At the Nancy Hoffman Gallery booth, a wall was hung with seven of artist Michele Pred’s vintage handbags, each emblazoned with electroluminescent wires spelling out messages with a feminist cast: “Me Too.” “Believe Women.” “Time’s Up.” The bags have become celebrity darlings, with Amy Schumer posting Instagram pics of hers and three being carried on the red carpet at the Oscars, Pred said.
For those looking for media with messages, UNTITLED’s mammoth beach tent at 12th Street and Collins Avenue delivered. From a massive gun cut from the side of a yellow school bus, to collages crafted from paint peeled from decaying Havana buildings, artists proclaimed frustration with the status quo.

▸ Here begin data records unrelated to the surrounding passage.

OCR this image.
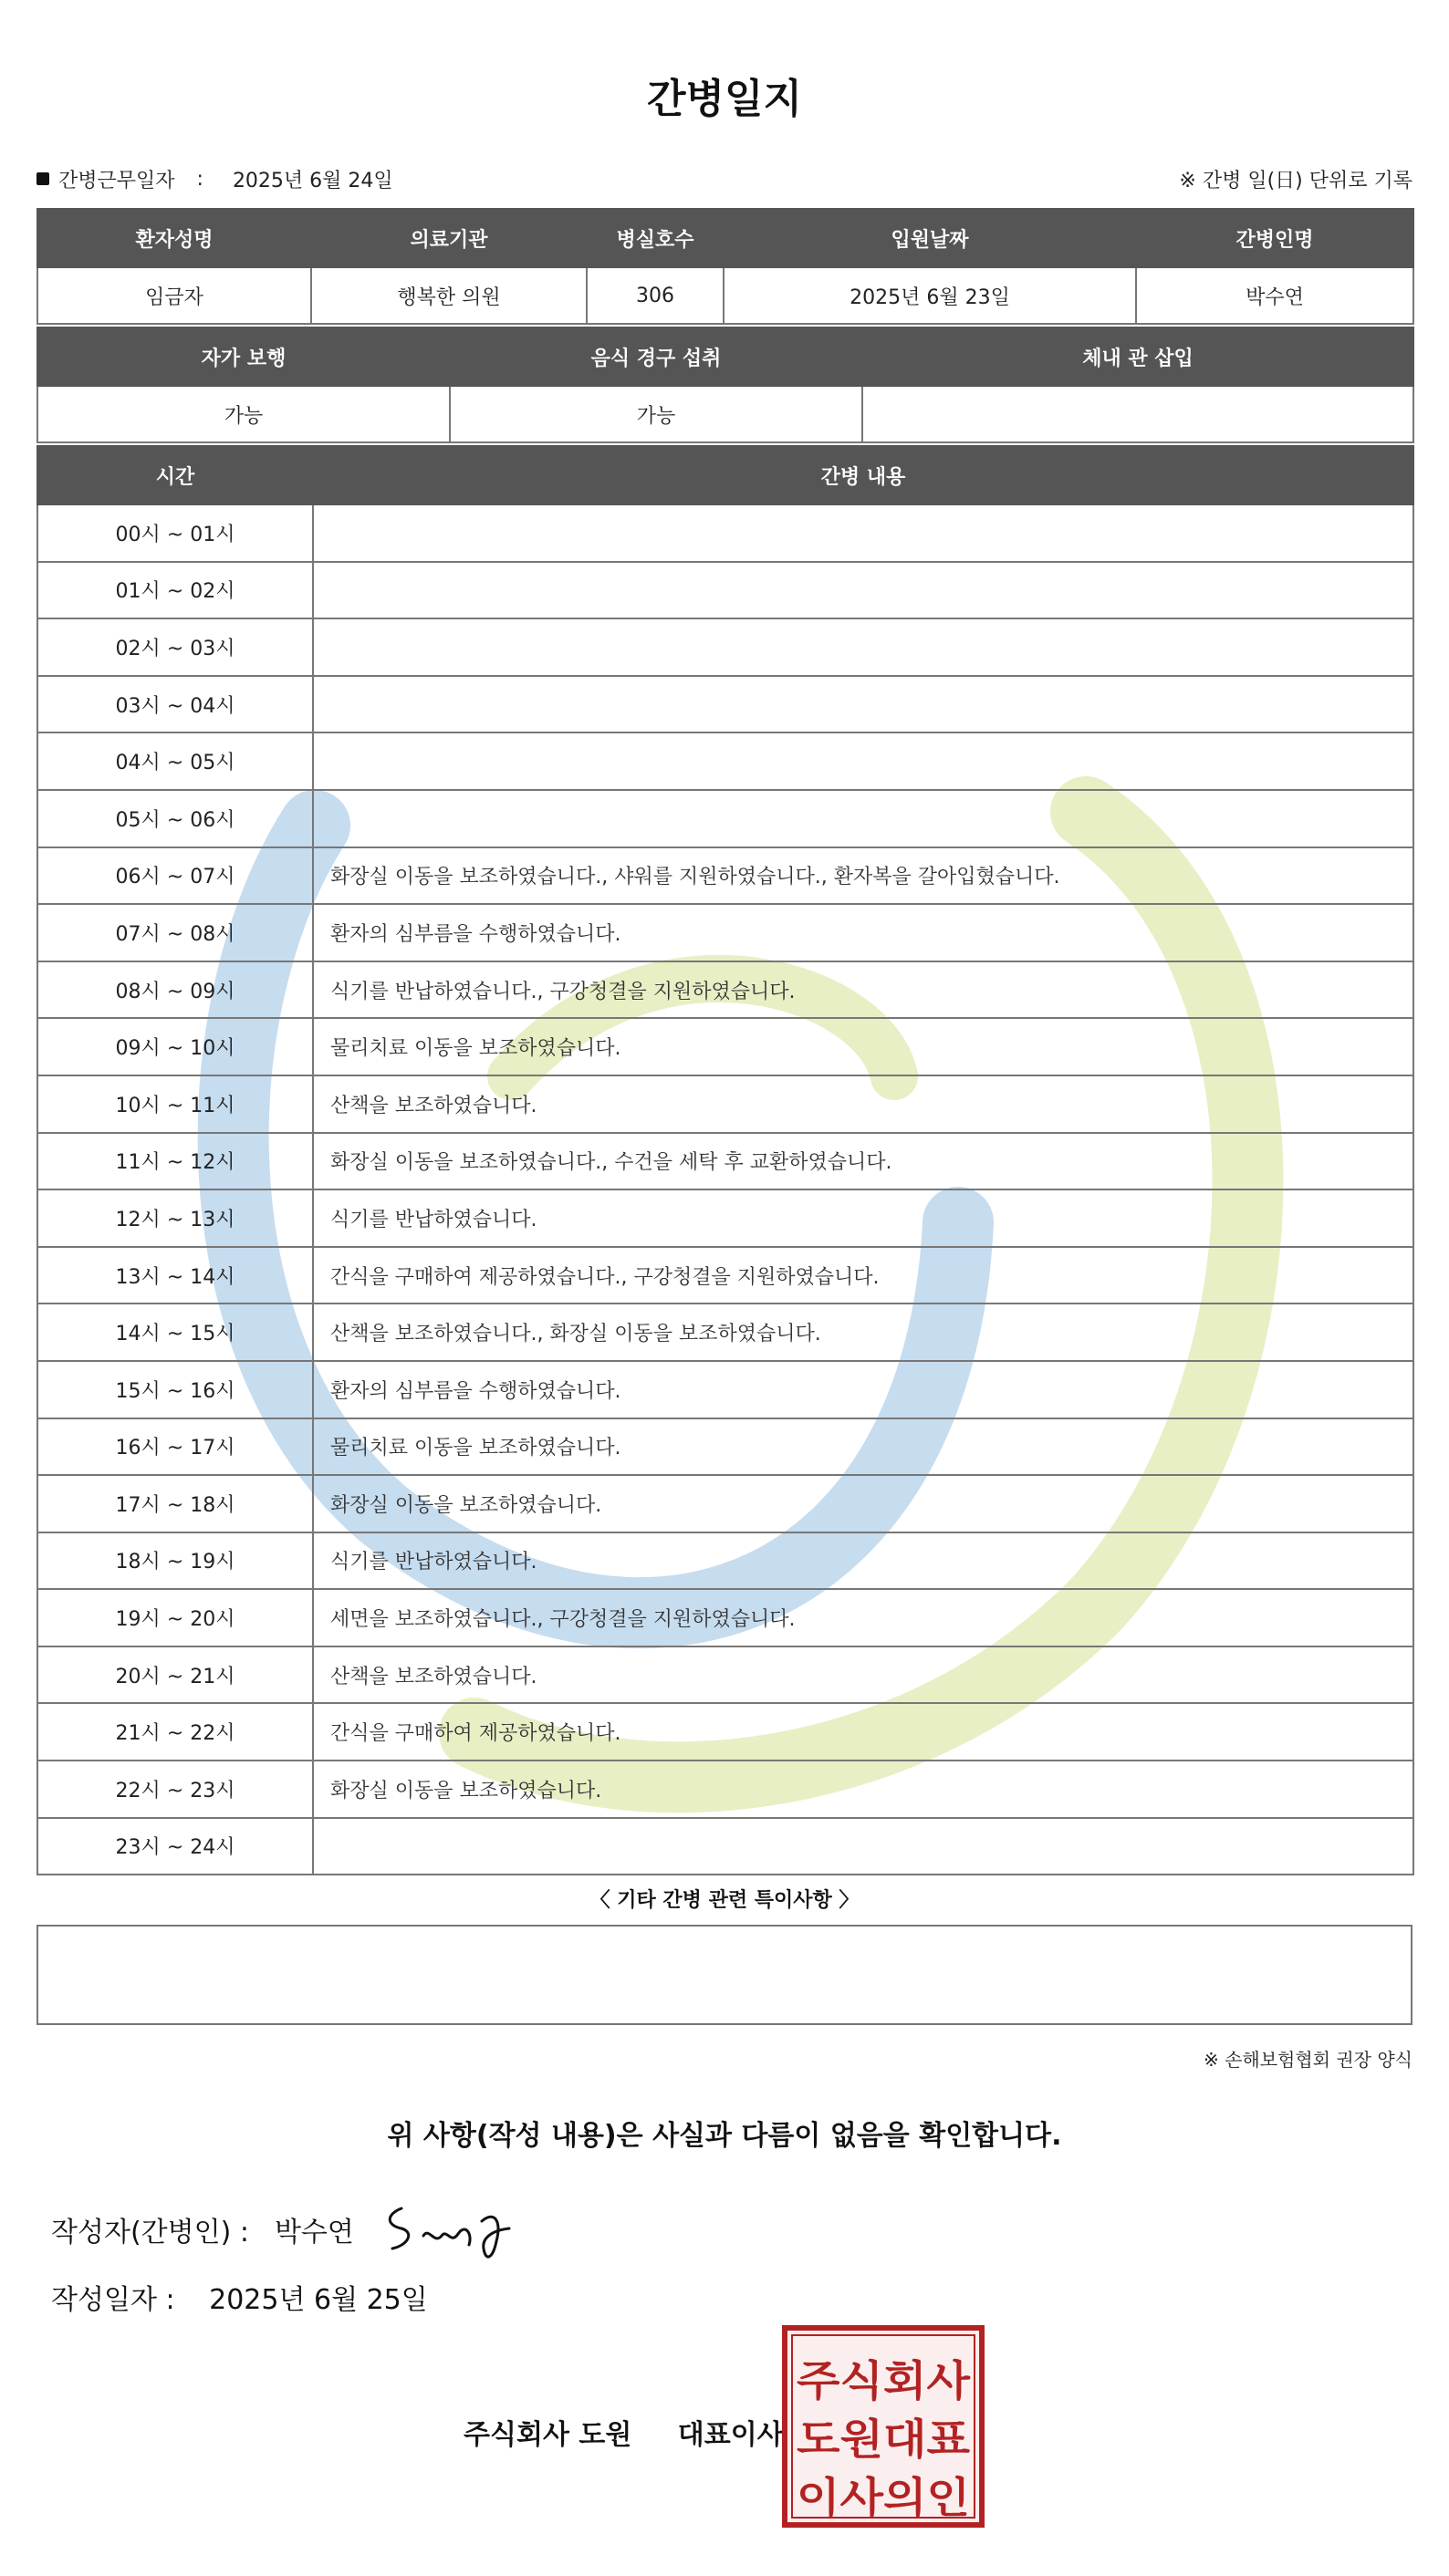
간병일지
간병근무일자 : 2025년 6월 24일	※ 간병 일(日) 단위로 기록
환자성명	의료기관	병실호수	입원날짜	간병인명
임금자	행복한 의원	306	2025년 6월 23일	박수연
자가 보행	음식 경구 섭취	체내 관 삽입
가능	가능	
시간	간병 내용
00시 ~ 01시	
01시 ~ 02시	
02시 ~ 03시	
03시 ~ 04시	
04시 ~ 05시	
05시 ~ 06시	
06시 ~ 07시	화장실 이동을 보조하였습니다., 샤워를 지원하였습니다., 환자복을 갈아입혔습니다.
07시 ~ 08시	환자의 심부름을 수행하였습니다.
08시 ~ 09시	식기를 반납하였습니다., 구강청결을 지원하였습니다.
09시 ~ 10시	물리치료 이동을 보조하였습니다.
10시 ~ 11시	산책을 보조하였습니다.
11시 ~ 12시	화장실 이동을 보조하였습니다., 수건을 세탁 후 교환하였습니다.
12시 ~ 13시	식기를 반납하였습니다.
13시 ~ 14시	간식을 구매하여 제공하였습니다., 구강청결을 지원하였습니다.
14시 ~ 15시	산책을 보조하였습니다., 화장실 이동을 보조하였습니다.
15시 ~ 16시	환자의 심부름을 수행하였습니다.
16시 ~ 17시	물리치료 이동을 보조하였습니다.
17시 ~ 18시	화장실 이동을 보조하였습니다.
18시 ~ 19시	식기를 반납하였습니다.
19시 ~ 20시	세면을 보조하였습니다., 구강청결을 지원하였습니다.
20시 ~ 21시	산책을 보조하였습니다.
21시 ~ 22시	간식을 구매하여 제공하였습니다.
22시 ~ 23시	화장실 이동을 보조하였습니다.
23시 ~ 24시	
〈 기타 간병 관련 특이사항 〉
※ 손해보험협회 권장 양식
위 사항(작성 내용)은 사실과 다름이 없음을 확인합니다.
작성자(간병인) : 박수연
작성일자 : 2025년 6월 25일
주식회사 도원 대표이사
주식회사
도원대표
이사의인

VIP patrons stood in line to plop down $30 for a custom-printed T-shirt created on site at an activation presented by Columbia University’s LeRoy Neiman Center for Print Studies. Each buyer had the choice of a background (Angela Davis, Mahatma Ghandi) and a slogan (Burn it all Down, The Revolution will Come.) The project was the brainchild of artists Rirkrit Tiravanija & Tomas Vu.

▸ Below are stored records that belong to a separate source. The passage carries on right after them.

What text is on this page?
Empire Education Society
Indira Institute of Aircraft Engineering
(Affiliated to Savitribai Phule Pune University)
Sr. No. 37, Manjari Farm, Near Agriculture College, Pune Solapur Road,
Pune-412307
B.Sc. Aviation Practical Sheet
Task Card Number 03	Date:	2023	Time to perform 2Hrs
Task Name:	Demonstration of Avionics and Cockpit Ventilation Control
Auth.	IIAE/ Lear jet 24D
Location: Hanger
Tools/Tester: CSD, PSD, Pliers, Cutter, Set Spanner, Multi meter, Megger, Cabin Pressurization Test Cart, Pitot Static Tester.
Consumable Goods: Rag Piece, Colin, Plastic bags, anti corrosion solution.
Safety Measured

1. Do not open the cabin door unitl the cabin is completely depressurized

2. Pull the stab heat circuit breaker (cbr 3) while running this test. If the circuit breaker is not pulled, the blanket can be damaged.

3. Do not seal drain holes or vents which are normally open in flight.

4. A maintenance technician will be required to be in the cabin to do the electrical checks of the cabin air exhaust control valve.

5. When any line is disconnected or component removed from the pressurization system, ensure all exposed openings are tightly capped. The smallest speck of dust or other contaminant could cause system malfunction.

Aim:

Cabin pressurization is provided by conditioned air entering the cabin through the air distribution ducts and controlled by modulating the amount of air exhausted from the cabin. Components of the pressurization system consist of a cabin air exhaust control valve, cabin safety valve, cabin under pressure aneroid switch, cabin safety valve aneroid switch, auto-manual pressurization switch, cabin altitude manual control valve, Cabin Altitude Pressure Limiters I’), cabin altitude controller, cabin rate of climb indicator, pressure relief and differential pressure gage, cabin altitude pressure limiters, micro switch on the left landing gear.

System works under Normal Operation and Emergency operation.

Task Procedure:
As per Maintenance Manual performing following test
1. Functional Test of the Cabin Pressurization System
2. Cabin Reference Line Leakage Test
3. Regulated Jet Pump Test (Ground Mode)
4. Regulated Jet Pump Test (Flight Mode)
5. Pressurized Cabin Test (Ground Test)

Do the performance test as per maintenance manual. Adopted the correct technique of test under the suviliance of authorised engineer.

Havana’s El Apartmento gallery showed at UNTITLED for the second year. Among the offerings were poignantly beautiful collages created from paint peelings off Havana’s decaying facades by Diana Fonseca, and a rug created from bit of clothing of Cuban people, by Reynier Leyva Novo.
New York’s Nathalie Karg gallery centered on a puppet show-style booth by Nick Doyle with a sculptural double cheeseburger on stage; on the back, a screen played a video depicting the cheeseburger singing a woeful country-style song mourning the state of the world.
At the Miami Girls Foundation space, a bright red wall exclaimed “NEVER NOT WORKING.” The installation, by Miami’s Ekaterina Juskowski, referred not to the well-heeled workaholics attending the show but hourly domestic workers, explained collaborator Tomas Loewy. A second part of the installation along the beach walkway provides 30-minute opportunities to work hanging, folding and rehanging sheets. Working a 30-minute shift costs $30; proceeds from it and the sale of “Never Not Working” aprons go to the Miami Workers Center.
At Design Miami’s tent in the Miami Beach Convention Center parking lot, galleries showed and sold quintessential objects from the chairs we sit on, to the cars we drive and the watches we wear. A $150,000 sofa made a $92,000 Lexus also on exhibit seem reasonably priced.
The sofa is a walnut and cowhide work of art by Jean Royère, the French Avant-garde genius. Its walnut base is sleek and sinuous, forming the armrest and backing in one continuous curvaceous loop. The sofa, with its lustrous brown hide is on sale at Galerie Patrick Seguin, one of 34 galleries from 12 countries.
Lebreton/San Francisco put on a museum-quality display of Jean Cocteau ceramic plates, some never seen before, Design Miami CEO Jennifer Roberts said.
Artists and gallerists came from as far away as South Korea and South Africa, as well as Israel and Italy. A showstopper was Sag Hoon Kim’s four-seat sofa. Made of foam from his family’s foam factory in South Korea, the sofa appears dappled in layers of multicolored paint. In reality, Roberts said, Kim created the effect by experimenting with chemical solutions and the material is all foam.
One of the highlights is the Design Visionary booth, which features the work of the husband and wife team of Pedro Reyes and Carla Fernández, both from Mexico. Their art is a paean to the togetherness of man and a rage against the machine. In one segment of the fair, he set up a hand-operated printing press from the 1800s, where another artist from Chile produces Reyes’ prints of interlocking hands on T-shirts and tote bags. The booth also includes maps of the Americas, with all the indigenous tribes that lived there well before the establishment of relatively modern countries such as the United States
“The first Americans, Native Americans, were there 11,000 years ago,” Reyes told the Miami Herald. “Our current borders are only 200 years old. Brown and red people have been made outcasts in their own territory.
One striking object at the booth is a guitar fashioned from weapons. Although not on display, Reyes recently created 17 flutes from gun barrels, each representing a victim of the Parkland mass shooter, contrasting how guns and shooters instill fear while music and art bring people together, he said.